When Gilberto Perez was 12, he hung out with the older guys who came from the Brownsville, Texas, Mennonite Voluntary Service unit to help his parents build a Hispanic Mennonite church in Robstown. At 19, those memories guided his own life.
“I was making a decision about whether to take a break after my first year of music studies at Hesston College,” Perez said. “I decided to try [MVS] for myself.”
Perez volunteered for MVS from 1988 to 1990 in a San Antonio, Texas, health clinic.
“My exposure to people who needed health, food and treatment tapped me into the values of my parents,” he said. “MVS led to my own purpose and calling.”
Perez changed his major from music to social work and served as a social worker before becoming a social work professor at Goshen (Ind.) College, where he is now dean of students.
Perez’s story is one of many infused with similar themes regarding participation in MVS, a Mennonite Mission Network service program.
Celebrating its 75th year, MVS began in 1944. Today, the program invites young adults into communal living, engagement with a local congregation and work in the community.
Lizzy Diaz, MVS program director, said that for the past seven decades MVS has solidified life direction and purpose for many participants, including herself. After graduating in sociology at Goshen College, she worked there for a year as a multicultural admissions counselor. She then pursued MVS, in which she volunteered in the advocacy office of World Vision in New York City in 2014.
“I had always dreamed of working at the United Nations one day, and I got the opportunity, as I had to attend some sessions there for my volunteer role,” she said. After her term, she was a social worker in Harlem for a year before assuming her current role.
Timeless values
Throughout the program’s history, there have been shifts in how MVS operates and in the church’s attitude toward it.
During years of a military draft between 1940 and 1973, MVS participant numbers were high. Another busy period occurred during the Great Recession of the late 2000s and early 2010s, when jobs were hard to find.
Today, high student debt has contributed to a decrease in participation.

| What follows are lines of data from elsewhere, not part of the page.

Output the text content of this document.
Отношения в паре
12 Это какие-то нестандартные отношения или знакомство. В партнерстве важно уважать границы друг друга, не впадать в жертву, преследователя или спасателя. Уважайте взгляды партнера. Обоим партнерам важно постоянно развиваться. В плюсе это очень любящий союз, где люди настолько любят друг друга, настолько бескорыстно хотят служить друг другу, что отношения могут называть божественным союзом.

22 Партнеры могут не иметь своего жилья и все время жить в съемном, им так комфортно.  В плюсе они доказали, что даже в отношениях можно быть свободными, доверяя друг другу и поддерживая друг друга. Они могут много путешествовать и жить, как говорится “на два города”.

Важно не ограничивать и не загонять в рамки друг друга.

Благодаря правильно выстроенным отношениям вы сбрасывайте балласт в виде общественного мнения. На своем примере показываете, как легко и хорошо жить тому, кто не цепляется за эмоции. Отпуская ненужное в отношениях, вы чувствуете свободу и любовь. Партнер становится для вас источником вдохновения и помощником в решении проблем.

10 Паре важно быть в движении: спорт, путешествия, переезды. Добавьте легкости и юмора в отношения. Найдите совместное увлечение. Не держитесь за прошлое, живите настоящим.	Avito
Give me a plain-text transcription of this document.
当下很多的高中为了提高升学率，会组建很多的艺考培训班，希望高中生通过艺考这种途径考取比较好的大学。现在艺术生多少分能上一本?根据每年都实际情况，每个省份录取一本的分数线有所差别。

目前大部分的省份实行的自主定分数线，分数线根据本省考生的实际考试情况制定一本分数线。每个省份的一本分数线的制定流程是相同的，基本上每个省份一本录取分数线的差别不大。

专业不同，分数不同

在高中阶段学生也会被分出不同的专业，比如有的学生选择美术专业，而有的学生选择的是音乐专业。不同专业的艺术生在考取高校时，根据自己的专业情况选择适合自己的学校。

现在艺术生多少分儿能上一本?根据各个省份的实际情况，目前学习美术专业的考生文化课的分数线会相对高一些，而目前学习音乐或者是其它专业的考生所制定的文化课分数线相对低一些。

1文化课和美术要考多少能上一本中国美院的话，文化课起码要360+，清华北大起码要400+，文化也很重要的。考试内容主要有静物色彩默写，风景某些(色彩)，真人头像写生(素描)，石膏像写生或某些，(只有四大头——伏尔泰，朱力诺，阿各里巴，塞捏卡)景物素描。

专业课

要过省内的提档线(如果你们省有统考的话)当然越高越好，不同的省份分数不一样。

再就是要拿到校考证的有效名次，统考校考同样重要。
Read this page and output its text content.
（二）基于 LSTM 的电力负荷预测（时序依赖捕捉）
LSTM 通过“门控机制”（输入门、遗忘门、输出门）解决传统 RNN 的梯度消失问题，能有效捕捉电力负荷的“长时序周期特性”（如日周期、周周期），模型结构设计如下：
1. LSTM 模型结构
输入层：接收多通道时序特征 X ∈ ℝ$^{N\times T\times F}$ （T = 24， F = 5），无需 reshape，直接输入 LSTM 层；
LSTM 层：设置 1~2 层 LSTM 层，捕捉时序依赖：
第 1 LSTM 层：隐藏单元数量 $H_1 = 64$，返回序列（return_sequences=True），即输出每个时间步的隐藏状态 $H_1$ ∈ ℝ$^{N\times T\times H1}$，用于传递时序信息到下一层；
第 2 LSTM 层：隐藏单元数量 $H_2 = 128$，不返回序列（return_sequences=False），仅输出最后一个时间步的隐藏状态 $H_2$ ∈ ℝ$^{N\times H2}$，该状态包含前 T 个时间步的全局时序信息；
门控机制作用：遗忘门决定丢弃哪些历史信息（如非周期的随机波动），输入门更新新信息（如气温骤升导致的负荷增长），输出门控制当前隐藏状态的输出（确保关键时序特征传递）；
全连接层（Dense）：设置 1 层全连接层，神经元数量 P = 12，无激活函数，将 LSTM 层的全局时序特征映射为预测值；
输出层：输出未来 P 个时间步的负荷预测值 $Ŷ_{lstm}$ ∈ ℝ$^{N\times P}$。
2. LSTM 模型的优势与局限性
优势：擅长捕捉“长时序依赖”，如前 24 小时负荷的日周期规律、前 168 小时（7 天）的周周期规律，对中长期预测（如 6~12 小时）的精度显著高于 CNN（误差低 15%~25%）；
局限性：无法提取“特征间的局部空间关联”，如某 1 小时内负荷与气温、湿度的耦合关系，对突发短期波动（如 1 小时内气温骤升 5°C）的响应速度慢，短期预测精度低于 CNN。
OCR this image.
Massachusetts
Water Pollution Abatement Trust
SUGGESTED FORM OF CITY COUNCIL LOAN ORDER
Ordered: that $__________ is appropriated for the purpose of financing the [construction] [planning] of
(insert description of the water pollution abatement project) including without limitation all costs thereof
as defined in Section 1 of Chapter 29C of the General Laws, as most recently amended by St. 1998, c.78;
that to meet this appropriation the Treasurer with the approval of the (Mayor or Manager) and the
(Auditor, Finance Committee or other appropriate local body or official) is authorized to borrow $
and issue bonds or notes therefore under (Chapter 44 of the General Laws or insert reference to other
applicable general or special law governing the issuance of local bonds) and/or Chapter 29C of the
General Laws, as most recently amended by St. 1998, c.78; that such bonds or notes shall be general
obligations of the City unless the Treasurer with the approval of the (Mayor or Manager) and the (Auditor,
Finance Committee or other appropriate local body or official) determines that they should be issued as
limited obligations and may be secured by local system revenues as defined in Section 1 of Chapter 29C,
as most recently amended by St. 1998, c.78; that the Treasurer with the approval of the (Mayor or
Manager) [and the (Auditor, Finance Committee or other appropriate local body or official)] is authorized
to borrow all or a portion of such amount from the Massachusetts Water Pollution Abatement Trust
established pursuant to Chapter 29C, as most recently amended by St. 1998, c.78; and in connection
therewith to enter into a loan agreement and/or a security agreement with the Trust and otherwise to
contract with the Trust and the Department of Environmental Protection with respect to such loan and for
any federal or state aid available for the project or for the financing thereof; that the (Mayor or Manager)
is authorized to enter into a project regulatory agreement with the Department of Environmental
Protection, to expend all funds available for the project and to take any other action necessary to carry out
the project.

“Graduates feel more pressure to pay down their student loans and get good jobs,” she said.
Del Hershberger, MMN director of Christian service, said requests for shorter terms have required MVS to adjust.
“Today, many possible applicants consider a two-year term almost an eternity,” he said. “We are getting more and more requests for six-month or other kinds of flexible arrangements.”
On-the-job training in MVS is a plus in the job market.
“Many of our partners can’t afford to pay someone a competitive entry-level salary,” he said. “But they are willing to take a chance on someone who has aptitude without experience.”
Some MVS participants stay on as employees after their service terms. Ryan Iafigliola stayed on at the Fuller Center for Housing in Americus, Ga., after serving in 2007-08 as an assistant to the late Millard Fuller, founder of Habitat for Humanity and the Fuller Center.
Ten years later, Iafigliola directs the Fuller Center’s international programs and attends Americus Mennonite Fellow-ship. He was asked to step into his new role in 2009 when Fuller died.
A former Lutheran who attended the University of Notre Dame, Iafigliola stumbled upon MVS. He participated in a chapter of Habitat for Humanity at Notre Dame and sought to volunteer at the Fuller Center, but he did not know how to make it possible.
“Then one day at a nonprofit career and service fair on campus I ran across MVS and saw a reference to Americus in its brochure,” he said. “I shared my story with the recruiter, who connected me with the application process.”
A way for the future
Perez believes greater openness to recruiting people from diverse racial-ethnic backgrounds is important for MVS.
“The church is changing, . . . and there is an increase of congregations of color,” Perez said. “Is the program predominantly for white, Germanic, Swiss Mennonites, or is it also for third-generation Mexican-Americans and other ethnicities?
“How is MVS creating a strategic direction to tap into all the wonderful resources of young adults in cities such as New York and Miami? How is it saying to all its young people, ‘We love you, and we want you’?”
Diaz believes addressing social issues — immigration, ecology, human trafficking — is a draw for socially minded young adults.
“MVS has always had volunteers with a heart for caring in a broken world, and a lot of our placements throughout the years have involved partners who serve marginalized people,” Diaz said. “We do not want to serve with a savior complex but rather learn from communities in which we are immersed.”